Однако, женщины гарнизона с некоторых пор стали сторониться Егора Ивановича, подозревая, что дремлющая в нем сила и волнующая мужественная внешность, — все это не естественно, все это как бы не считается, не касается их, а проходит нечувствительно мимо, и, пока проходит, — нужно закрыть глаза, задержать дыхание и отвернуть лицо в сторону, чтобы не смутило, не опалило, не обожгло.

А ведь совсем не так было когда-то!.. Любили Егора Ивановича, ох как любили!

Теперь же, те женщины, любимые им женщины, любимые им и любившие его, — одна за другой становились тем, что жалостливо именуется «старушка», — они понемногу покидали этот мир и, возможно, переселялись в ТОТ, хотя в гарнизоне не очень полагались на существование загробного мира и больше желали, «чтобы земля им была пухом», поскольку не знали, стоит ли желать старушкам чего-то еще или это пустое.

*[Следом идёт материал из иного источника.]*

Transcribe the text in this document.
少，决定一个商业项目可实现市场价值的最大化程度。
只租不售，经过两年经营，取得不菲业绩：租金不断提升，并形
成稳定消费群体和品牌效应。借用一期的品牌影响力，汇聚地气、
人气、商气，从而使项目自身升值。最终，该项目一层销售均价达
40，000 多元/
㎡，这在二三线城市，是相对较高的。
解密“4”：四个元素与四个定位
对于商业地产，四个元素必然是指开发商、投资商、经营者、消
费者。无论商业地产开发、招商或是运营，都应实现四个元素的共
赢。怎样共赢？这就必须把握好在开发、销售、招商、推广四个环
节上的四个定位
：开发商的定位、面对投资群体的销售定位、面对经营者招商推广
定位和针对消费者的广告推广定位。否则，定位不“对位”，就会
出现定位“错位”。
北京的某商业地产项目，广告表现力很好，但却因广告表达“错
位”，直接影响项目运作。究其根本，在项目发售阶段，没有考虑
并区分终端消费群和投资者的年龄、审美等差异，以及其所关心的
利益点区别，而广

Егор Иванович возвышался неподвижно и неизменно посреди этой безмолвной величавой реки, текущей из молодости в никуда, и провожал, провожал взглядом тех, кого уносили воды. Смотрел вслед, но больше — отводил глаза.

Понятно, что Егор Иванович как трубач и подменный дирижер гарнизонного оркестра был непременным участником всех проводов жителей городка в последний путь. Мужчины умирали чаще, чем женщины, но Егор Иванович однополых похорон особенно-то и не замечал, — ну, да, бывает, чего уж там!..

Другое дело старушки. Старушки!.. С половиной этих покойниц Егор Иванович в стародавние времена отчаянно кувыркался на сеновале подсобного хозяйства (что за поселком у полигона), на лесных полянах, на оскверненных изменой скрипучих пружинных супружеских ложах, на балконе с гипсовой лепниной гарнизонного дома культуры и даже в оркестровой яме, когда репетиции заканчивались, и оркестр утомленных дутьем, пилением, щипанием и колочением казенных инструментов, — оркестр кадровых военнослужащих и вольнонаемных, — гарнизонный оркестр расходился.

Всех, из этой избранной половины женского состава Н-ского гарнизона, умел одарить Егор Иванович своей любовью, а, если не любовью, то огненной страстью, а, если даже не страстью, то сокрушительной любовной силой, возвышающейся до неизъяснимой глубины и нежности…

Другая половина, обделенная ласками гарнизонного Дона Жуана, (и, если не прибегать к преувеличениям, все-таки, половина бОльшая), — та на «Егорушку» злилась и ругала его теми самыми несправедливыми словами, которые в простом русском языке держались для деревенских бабников. Они же, эти не привеченные им гарнизонные дамы и девицы, бдительно следили за любовными подвигами Егора Ивановича и, узнав что-нибудь новенькое, спешили сообщить незадачливым мужьям, женихам и любовникам о постигшем тех роковом несчастье.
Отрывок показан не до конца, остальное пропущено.